Our Norwegian correspondent The Observer was prompted by last night’s post about the Dearborn T-Shirt Project to translate an article about what reading material Norwegians would be ashamed to be caught with. He notes:
If we are to believe the information presented in this article, approximately 82% of Norwegians would voluntarily put on a t-shirt displaying a verse from the Bible and wear it in public. I wouldn’t know the corresponding number for a hate-filled verse from the Quran, but my guess is that that figure would be a lot more modest.
Although I’m not a religious person, I find it strange that so many people consider it embarrassing to be caught leafing through a Bible. I have read both books and it wouldn’t bother me one iota to be seen reading any of them on a bus, train or in any other public area for that matter.
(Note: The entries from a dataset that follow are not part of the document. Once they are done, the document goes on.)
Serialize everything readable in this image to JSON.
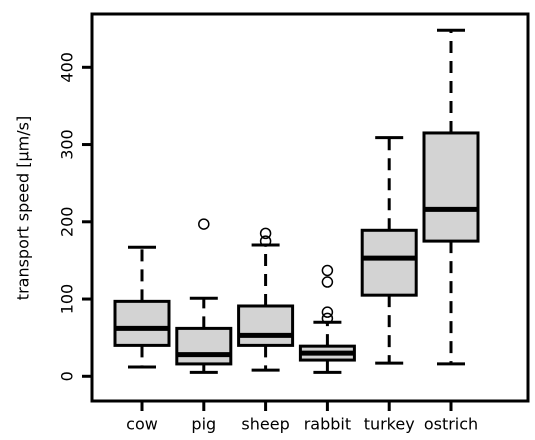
{
  "chart_data": {
    "type": "boxplot",
    "ylabel": "transport speed [µm/s]",
    "categories": [
      "cow",
      "pig",
      "sheep",
      "rabbit",
      "turkey",
      "ostrich"
    ],
    "whisker_low": [
      12,
      5,
      8,
      5,
      17,
      16
    ],
    "q1": [
      40,
      16,
      40,
      21,
      105,
      175
    ],
    "median": [
      62,
      28,
      53,
      30,
      153,
      216
    ],
    "q3": [
      97,
      62,
      91,
      39,
      189,
      315
    ],
    "whisker_high": [
      167,
      101,
      170,
      70,
      309,
      448
    ],
    "outliers": [
      [],
      [
        197
      ],
      [
        185,
        175
      ],
      [
        137,
        122,
        83,
        75
      ],
      [],
      []
    ],
    "color": "#d3d3d3",
    "ylim": [
      -32,
      469
    ],
    "yticks": [
      0,
      100,
      200,
      300,
      400
    ]
  }
}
However, I would probably consider throwing myself in front of a moving train if I were ever forced to read the entire series of ‘Fifty Shades of Grey’.
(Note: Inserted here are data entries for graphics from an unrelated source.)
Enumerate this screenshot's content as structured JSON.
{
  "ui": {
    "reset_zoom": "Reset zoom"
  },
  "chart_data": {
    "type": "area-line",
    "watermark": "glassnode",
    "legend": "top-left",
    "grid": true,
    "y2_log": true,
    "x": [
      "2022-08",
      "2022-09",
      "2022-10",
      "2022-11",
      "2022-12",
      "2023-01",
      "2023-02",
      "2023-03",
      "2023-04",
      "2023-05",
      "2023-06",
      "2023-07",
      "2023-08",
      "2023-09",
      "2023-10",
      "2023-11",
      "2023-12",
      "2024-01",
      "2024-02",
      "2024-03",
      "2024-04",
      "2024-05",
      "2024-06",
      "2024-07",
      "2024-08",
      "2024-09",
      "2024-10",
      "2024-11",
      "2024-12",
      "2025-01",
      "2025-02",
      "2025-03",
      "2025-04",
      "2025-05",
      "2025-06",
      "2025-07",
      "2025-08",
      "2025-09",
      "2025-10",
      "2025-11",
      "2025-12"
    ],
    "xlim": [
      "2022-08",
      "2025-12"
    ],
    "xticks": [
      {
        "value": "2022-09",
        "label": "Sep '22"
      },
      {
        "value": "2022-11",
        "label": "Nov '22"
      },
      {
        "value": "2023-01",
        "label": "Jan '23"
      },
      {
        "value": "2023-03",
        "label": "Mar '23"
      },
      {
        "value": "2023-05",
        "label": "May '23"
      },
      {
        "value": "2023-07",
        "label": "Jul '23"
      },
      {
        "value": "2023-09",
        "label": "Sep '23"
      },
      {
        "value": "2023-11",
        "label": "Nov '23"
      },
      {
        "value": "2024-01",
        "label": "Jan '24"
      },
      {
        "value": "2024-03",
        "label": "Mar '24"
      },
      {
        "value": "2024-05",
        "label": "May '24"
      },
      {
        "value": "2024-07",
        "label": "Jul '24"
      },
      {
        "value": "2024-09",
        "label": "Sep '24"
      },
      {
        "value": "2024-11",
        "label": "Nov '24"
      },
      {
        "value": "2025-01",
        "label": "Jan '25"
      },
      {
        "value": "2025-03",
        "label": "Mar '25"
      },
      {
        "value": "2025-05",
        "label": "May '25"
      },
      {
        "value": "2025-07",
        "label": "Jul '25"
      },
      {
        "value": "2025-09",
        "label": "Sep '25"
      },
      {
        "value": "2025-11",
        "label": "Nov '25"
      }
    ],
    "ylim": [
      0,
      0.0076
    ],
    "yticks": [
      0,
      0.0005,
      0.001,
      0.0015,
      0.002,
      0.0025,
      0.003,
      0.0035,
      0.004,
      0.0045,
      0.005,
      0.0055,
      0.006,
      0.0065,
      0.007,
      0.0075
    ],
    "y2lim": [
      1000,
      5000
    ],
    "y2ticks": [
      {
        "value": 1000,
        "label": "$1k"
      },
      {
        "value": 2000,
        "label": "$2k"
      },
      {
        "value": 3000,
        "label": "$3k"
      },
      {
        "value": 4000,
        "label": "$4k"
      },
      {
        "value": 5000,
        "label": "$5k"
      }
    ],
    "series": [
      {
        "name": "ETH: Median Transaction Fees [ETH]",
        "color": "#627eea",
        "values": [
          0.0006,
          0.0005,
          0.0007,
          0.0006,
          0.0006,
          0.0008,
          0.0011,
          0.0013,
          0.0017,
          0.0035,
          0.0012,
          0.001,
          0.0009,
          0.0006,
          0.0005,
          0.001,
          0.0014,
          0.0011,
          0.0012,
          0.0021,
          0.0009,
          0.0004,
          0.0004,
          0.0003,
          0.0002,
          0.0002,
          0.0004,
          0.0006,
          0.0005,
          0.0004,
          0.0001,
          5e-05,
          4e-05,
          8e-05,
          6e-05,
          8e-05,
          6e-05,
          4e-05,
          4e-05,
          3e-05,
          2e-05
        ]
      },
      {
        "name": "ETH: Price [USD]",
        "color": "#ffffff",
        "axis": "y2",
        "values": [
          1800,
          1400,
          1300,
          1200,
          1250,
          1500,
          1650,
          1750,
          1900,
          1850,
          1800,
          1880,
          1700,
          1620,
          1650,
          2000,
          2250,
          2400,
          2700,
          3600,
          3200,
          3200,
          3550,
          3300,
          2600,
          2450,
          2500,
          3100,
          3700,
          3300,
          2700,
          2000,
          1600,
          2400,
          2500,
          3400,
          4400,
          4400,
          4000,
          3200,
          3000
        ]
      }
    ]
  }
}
The translated article from Dagbladet:
There is only one type of prose that Norwegians find more embarrassing to be seen with in public than the Bible
And no, it’s not erotic-housewife literature.
The Bible was one of the bestselling books in Norway last year, but few want to be seen reading the book in public, writes Vårt Land [Our Country — Christian Newspaper].
According to a survey by Norstat carried out on behalf of the NRK-produced entertainment program, “Brille” [“Reading glasses”], 18 percent of the respondents stated that they would prefer not be seen reading a Bible in a public area.
Only the gossip magazine ‘Se og Hør’ [“Look and Listen”] is more embarrassing. 20 percent replied that they did not want to be caught with that particular magazine in public.
Many of the respondents admitted that it would be less embarrassing for them to be discovered reading the erotic-housewife novels “Fifty Shades of Grey”. Only 8 percent of the respondents answered that they would prefer not be caught immersed in the erotic world.
The author Hanne Ørstavik, who was involved with the translation of the new Bible, is surprised. She thought that Norwegians were more sophisticated when it comes to matters related to religion.
“Today society is more pluralistic, and thus has more voices. We are also much more exposed to the great religions of the world these days.” She is baffled as to why some consider it embarrassing to read the Bible.
“I guess it’s about how people want to be perceived. It is considered normal to promote oneself with smart phones and on Facebook, but apparently it’s a big no-no to be caught reading a Bible,” she says.
Personally she doesn’t have any problems being observed with a Bible in her hands.
“It wouldn’t even bother me being caught reading a porno magazine,” she says.
Anne Kristin Aasmundtveit from the Norwegian Bible Society believes that the survey reveals that there are many shy people in Norway.